Près de 40 ans après sa sortie en salle, Videodrome revient sous le feu des projecteurs grâce à (enfin) une véritable sortie en « haute définition ». Alors que de nombreux film d'anticipation ont du mal à garder leur fraîcheur au fil des ans, qu'en est-il du chef-d'œuvre de David Cronenberg ?

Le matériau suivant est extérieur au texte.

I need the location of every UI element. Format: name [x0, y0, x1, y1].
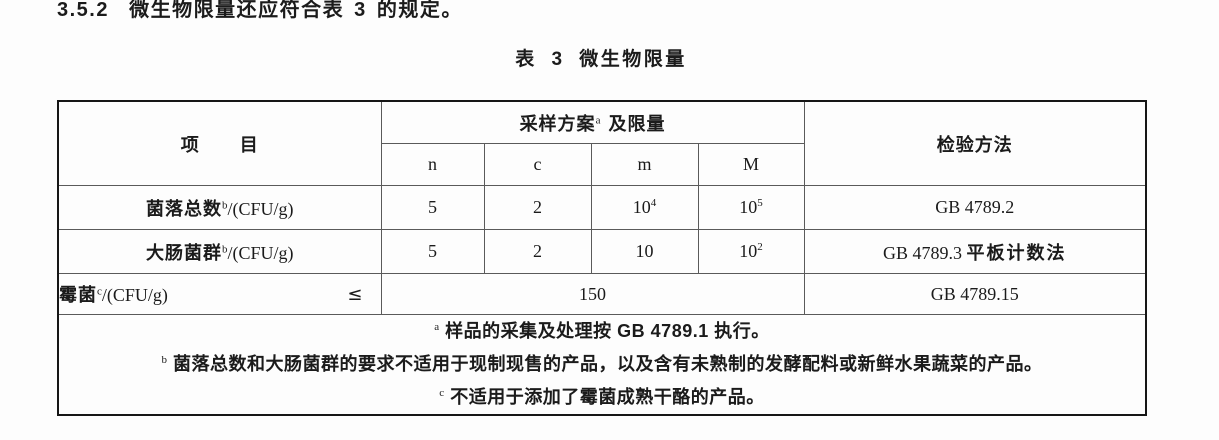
- row2-item-unit: /(CFU/g): [227, 242, 294, 263]
- row2-method-code: GB 4789.3: [883, 242, 963, 263]
- row1-item-unit: /(CFU/g): [227, 198, 294, 219]
- footnotes-cell: a 样品的采集及处理按 GB 4789.1 执行。 b 菌落总数和大肠菌群的要求…: [57, 314, 1147, 416]
- less-than-or-equal-symbol: ≤: [347, 283, 363, 305]
- row2-n: 5: [380, 229, 485, 274]
- header-sampling-footnote-mark: a: [595, 114, 601, 127]
- row3-method-code: GB 4789.15: [930, 283, 1019, 304]
- row2-m: 10: [590, 229, 699, 274]
- table-row-aerobic-count: 菌落总数b/(CFU/g) 5 2 104 105 GB 4789.2: [57, 185, 1147, 230]
- row3-item-text: 霉菌c/(CFU/g): [59, 281, 168, 307]
- row2-item-name: 大肠菌群: [145, 242, 222, 263]
- row1-footnote-mark: b: [221, 199, 228, 212]
- footnote-a: a 样品的采集及处理按 GB 4789.1 执行。: [59, 315, 1145, 348]
- row1-method-code: GB 4789.2: [935, 197, 1015, 217]
- row1-m-exponent: 4: [650, 197, 657, 209]
- header-col-n: n: [380, 143, 485, 186]
- row2-footnote-mark: b: [221, 243, 228, 256]
- footnote-c-marker: c: [439, 387, 445, 399]
- row2-M-base: 10: [739, 241, 758, 261]
- row1-method: GB 4789.2: [803, 185, 1147, 230]
- microbial-limits-table: 项 目 采样方案a 及限量 检验方法 n c m M 菌落总数b/(CFU/g) …: [57, 100, 1148, 416]
- row1-item-name: 菌落总数: [145, 198, 222, 219]
- header-row-sub: n c m M: [58, 143, 1146, 186]
- row3-limit: 150: [380, 273, 805, 315]
- clause-heading: 3.5.2 微生物限量还应符合表 3 的规定。: [57, 0, 463, 21]
- footnote-a-marker: a: [434, 321, 440, 333]
- footnote-c-text: 不适用于添加了霉菌成熟干酪的产品。: [450, 387, 765, 407]
- row1-m-base: 10: [632, 197, 651, 217]
- row2-method: GB 4789.3 平板计数法: [803, 229, 1147, 274]
- row2-M: 102: [697, 229, 805, 274]
- row1-c: 2: [483, 185, 592, 230]
- row1-M-exponent: 5: [757, 197, 763, 209]
- row2-method-label: 平板计数法: [966, 242, 1067, 263]
- table-row-molds: 霉菌c/(CFU/g) ≤ 150 GB 4789.15: [57, 273, 1147, 315]
- row1-M: 105: [697, 185, 805, 230]
- row2-item: 大肠菌群b/(CFU/g): [57, 229, 382, 274]
- row2-m-base: 10: [635, 241, 654, 261]
- row3-item-unit: /(CFU/g): [101, 285, 168, 305]
- row1-M-base: 10: [739, 197, 758, 217]
- footnote-b-marker: b: [161, 354, 168, 366]
- row2-M-exponent: 2: [757, 241, 763, 253]
- footnote-c: c 不适用于添加了霉菌成熟干酪的产品。: [59, 381, 1145, 414]
- row3-footnote-mark: c: [97, 285, 102, 298]
- table-row-coliforms: 大肠菌群b/(CFU/g) 5 2 10 102 GB 4789.3 平板计数法: [57, 229, 1147, 274]
- footnotes-row: a 样品的采集及处理按 GB 4789.1 执行。 b 菌落总数和大肠菌群的要求…: [57, 314, 1147, 416]
- header-item: 项 目: [57, 100, 382, 186]
- row1-item: 菌落总数b/(CFU/g): [57, 185, 382, 230]
- row3-item: 霉菌c/(CFU/g) ≤: [57, 273, 382, 315]
- row3-method: GB 4789.15: [803, 273, 1147, 315]
- header-sampling-prefix: 采样方案: [519, 113, 596, 134]
- header-col-c: c: [483, 143, 592, 186]
- header-sampling-suffix: 及限量: [608, 113, 666, 134]
- row3-item-name: 霉菌: [59, 285, 97, 305]
- footnote-b: b 菌落总数和大肠菌群的要求不适用于现制现售的产品，以及含有未熟制的发酵配料或新…: [59, 348, 1145, 381]
- footnote-b-text: 菌落总数和大肠菌群的要求不适用于现制现售的产品，以及含有未熟制的发酵配料或新鲜水…: [173, 354, 1043, 374]
- footnote-a-text: 样品的采集及处理按 GB 4789.1 执行。: [445, 321, 770, 341]
- row1-n: 5: [380, 185, 485, 230]
- header-col-M: M: [697, 143, 805, 186]
- header-row-top: 项 目 采样方案a 及限量 检验方法: [57, 100, 1147, 186]
- header-sampling-plan: 采样方案a 及限量: [380, 100, 805, 144]
- header-col-m: m: [590, 143, 699, 186]
- table-title: 表 3 微生物限量: [515, 49, 687, 70]
- row2-c: 2: [483, 229, 592, 274]
- row1-m: 104: [590, 185, 699, 230]
- header-method: 检验方法: [803, 100, 1147, 186]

Après une première série de longs-métrages d'un genre nouveau et en voulant surfer sur le succès de Scanners, Videodrome marque l'entrée de David Cronenberg dans l'univers des grosses productions. Dépensant un budget confortable à l'époque (près de 6 millions de Dollars !), Universal mise sur un pari risqué en laissant les mains libres au réalisateur hautement subversif qu'était Cronenberg... Et le regrettera à la vue du produit final, le charcutant outrageusement pour les diffusions américaines et anglaises. Le jeune trentenaire s'essaie alors pour la première fois à la rude tâche de l'écriture du scénario, une écriture difficile sur un sujet périlleux dans les années 80 ! On ne touche pas à la sacro-sainte télévision, d'où la formation de l'église cathodique. Un petit écueil qui restera finalement le défaut de jeunesse de Vidéodrome, qui hérite en conséquence d'une narration légèrement chaotique mais qui dégage des idées d'une incroyable puissance.
Et force est de constater que malgré son âge honorable, le film garde toute la fraîcheur et la pertinence de son approche des médias. Les dérives imaginées par Cronenberg, déjà rafraîchies dans Existenz, viennent trouver dans le monde contemporains un écho tout particulier, ce qu'il est possible de voir dans les insondables données du peu reluisant Internet underground, le tout accessible d'un simple clic depuis un moteur de recherche, ou dans la fascination du commun des mortels pour leurs écrans de portables.
Une dérive et une surenchère constante, à mettre en parallèle avec la dégénérescence lente et progressive de l'utilisation de la télévision, brillamment imagée par l'apparition de la tumeur cérébrale des spectateurs de la chaîne câblée Videodrome. Une idée géniale et finalement en adéquation avec l'ensemble du long-métrage, que ce soit pour l'utilisation du score grandiose de Howard Shore ou l'atrocité des effets spéciaux du maître Rick Baker (Le Loup-garou de Londres) et de son assistant Steve Johnson (Spider-Man 2), qui mettront à l'épreuve l'estomac des plus courageux par leur violence graphique et leur déviance assumée. Véritable coup de génie, Videodrome reste probablement l'un des meilleurs films de son auteur, cristallisant en une seule œuvre référence l'ensemble de ses obsessions. Obsessions qu'il redéveloppera tout au long de ses réalisations suivantes : corruption de la chair (La Mouche), sexualité déviante (Crash) et troubles de la personnalité (Faux Semblants, A History of Violence). Une œuvre somme qui continue de remuer les tripes et les méninges de ses spectateurs.